THE BENDING HUMAN SPINE
Elegant and strong as the human back is, the job of bending over and straightening up again is a tall order. The trunk and spinal muscles which actively control the movement are discussed further on.
However, several other anatomical features help make bending possible, by working as a physical brake to control the free fall of the spine when it tips forward. The strong fibrous wall of the disc which binds the cotton reels together.
This contributes about 29 percent to the control of the segments going forward. As the segments glide forward, the still fibrous mesh of the wall retards the initial movement. When the spinal segments then tip forward and the back of the interspaces open up, the same diagonal mesh pulls up, like stretching up a garden lattice. However, even more, important in controlling bend are the various structure of the back compartment.
The facets contribute in two ways: a sloping stop-ramp, made by the joint surfaces, and extremely tough capsular ligaments. When viewed from the side, the lower facet surfaces taper upwards towards the front of the spine. As the spine bends this means the upper vertebrae must travel uphill as they go forward.
They work like emergency stop-ramps beside steep downhill sections of highways, gradually bringing the vehicle to a halt as it nears the top of the ramp.In case of the back, the escalating tension of the soft tissues gradually brings the upper vertebrae to a halt, by which time the facet interfaces are firmly locked against each another and the ligamentum flavum and the facet capsule are tense at full stretch.
It is a marvellously ingenious system with both bone and soft tissues complementing the workings each other.As we go further into a bend the upper vertebrae then tips bodily forward by pivoting on the front edge, as the tail of the vertebrae attempts to lift away. This second part of the movement is restrained mainly by the facet joint capsule. They contribute a powerful 39 percent towards moderating bending.

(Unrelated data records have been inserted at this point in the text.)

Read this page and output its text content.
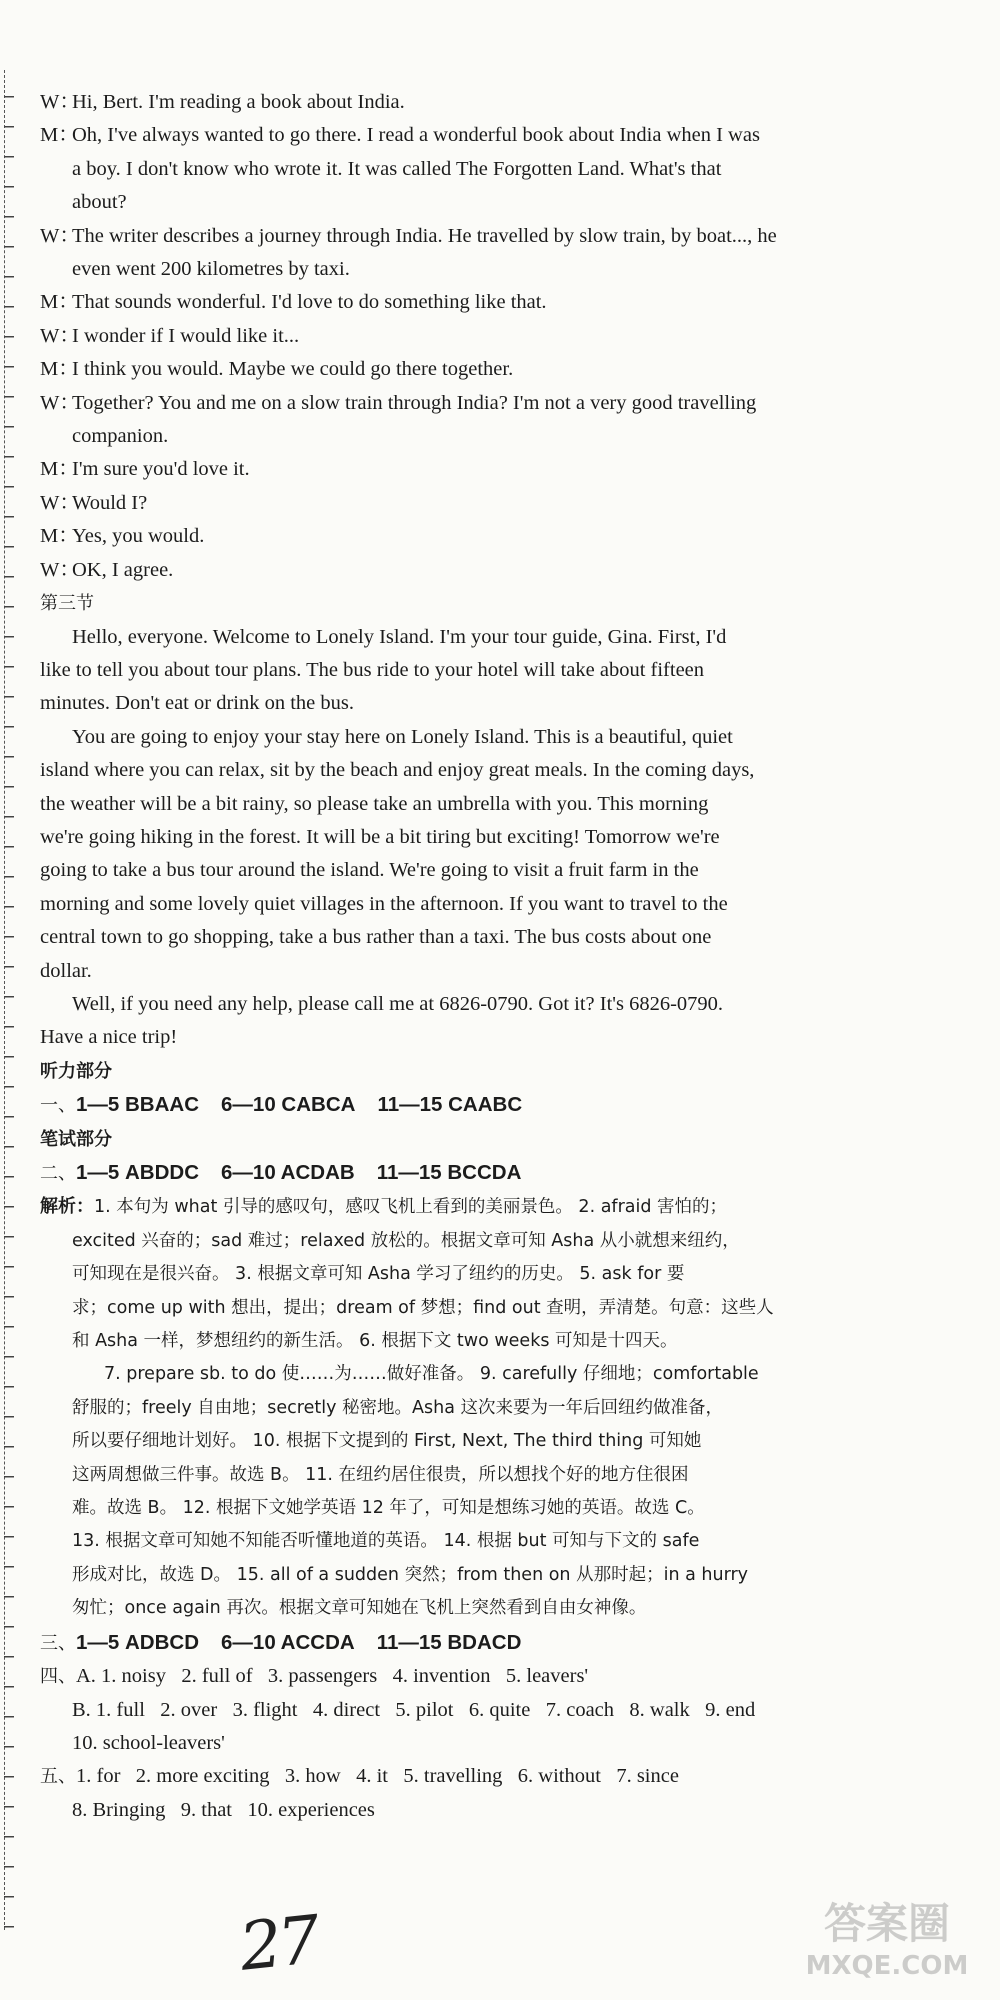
W：
Hi, Bert. I'm reading a book about India.
M：
Oh, I've always wanted to go there. I read a wonderful book about India when I was
a boy. I don't know who wrote it. It was called The Forgotten Land. What's that
about?
W：
The writer describes a journey through India. He travelled by slow train, by boat..., he
even went 200 kilometres by taxi.
M：
That sounds wonderful. I'd love to do something like that.
W：
I wonder if I would like it...
M：
I think you would. Maybe we could go there together.
W：
Together? You and me on a slow train through India? I'm not a very good travelling
companion.
M：
I'm sure you'd love it.
W：
Would I?
M：
Yes, you would.
W：
OK, I agree.
第三节
Hello, everyone. Welcome to Lonely Island. I'm your tour guide, Gina. First, I'd
like to tell you about tour plans. The bus ride to your hotel will take about fifteen
minutes. Don't eat or drink on the bus.
You are going to enjoy your stay here on Lonely Island. This is a beautiful, quiet
island where you can relax, sit by the beach and enjoy great meals. In the coming days,
the weather will be a bit rainy, so please take an umbrella with you. This morning
we're going hiking in the forest. It will be a bit tiring but exciting! Tomorrow we're
going to take a bus tour around the island. We're going to visit a fruit farm in the
morning and some lovely quiet villages in the afternoon. If you want to travel to the
central town to go shopping, take a bus rather than a taxi. The bus costs about one
dollar.
Well, if you need any help, please call me at 6826-0790. Got it? It's 6826-0790.
Have a nice trip!
听力部分
一、1—5 BBAAC 6—10 CABCA 11—15 CAABC
笔试部分
二、1—5 ABDDC 6—10 ACDAB 11—15 BCCDA
解析：1. 本句为 what 引导的感叹句，感叹飞机上看到的美丽景色。 2. afraid 害怕的；
excited 兴奋的；sad 难过；relaxed 放松的。根据文章可知 Asha 从小就想来纽约，
可知现在是很兴奋。 3. 根据文章可知 Asha 学习了纽约的历史。 5. ask for 要
求；come up with 想出，提出；dream of 梦想；find out 查明，弄清楚。句意：这些人
和 Asha 一样，梦想纽约的新生活。 6. 根据下文 two weeks 可知是十四天。
7. prepare sb. to do 使……为……做好准备。 9. carefully 仔细地；comfortable
舒服的；freely 自由地；secretly 秘密地。Asha 这次来要为一年后回纽约做准备，
所以要仔细地计划好。 10. 根据下文提到的 First, Next, The third thing 可知她
这两周想做三件事。故选 B。 11. 在纽约居住很贵，所以想找个好的地方住很困
难。故选 B。 12. 根据下文她学英语 12 年了，可知是想练习她的英语。故选 C。
13. 根据文章可知她不知能否听懂地道的英语。 14. 根据 but 可知与下文的 safe
形成对比，故选 D。 15. all of a sudden 突然；from then on 从那时起；in a hurry
匆忙；once again 再次。根据文章可知她在飞机上突然看到自由女神像。
三、1—5 ADBCD 6—10 ACCDA 11—15 BDACD
四、A. 1. noisy   2. full of   3. passengers   4. invention   5. leavers'
B. 1. full   2. over   3. flight   4. direct   5. pilot   6. quite   7. coach   8. walk   9. end
10. school-leavers'
五、1. for   2. more exciting   3. how   4. it   5. travelling   6. without   7. since
8. Bringing   9. that   10. experiences
27	答案圈
MXQE.COM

The ligamentum flavum contributes an initial 13 percent. All up, the facets contribute 52 percent of the ligamentous restraint on forward bending. No wonder they can suspend twice the body’s weight. It is very significant that none of these facet ligaments exerts control over the forward gliding action of segments, only forward tipping.
Control of forwarding gliding is important because it is this action carried out to excess (when it is called forward shear) which constitutes the unstable element of a segment’s movement. All segments must avoid shear because it is potentially so devastating.
And it is a failure to control the forward tipping which allows too much shear. The process works like this: As bending starts the initial forward glide is only about 2mm before the facets engage to stop it. As the bend continues, the facets disengage with the tipping forward action which makes the tail of the vertebrae lift up and away, leaving a gap between the two facet surfaces.
However, once the tail of the vertebrae is away, the whole vertebrae can glide forward more, until the bony block engages once again. In this way, more tips allow more glide. Incidentally, the tipping action is what both the facet capsules and the ligamentum flavum are designed to resist, while multifidus, the deepest intrinsic muscle of the spine, is designed to control actively.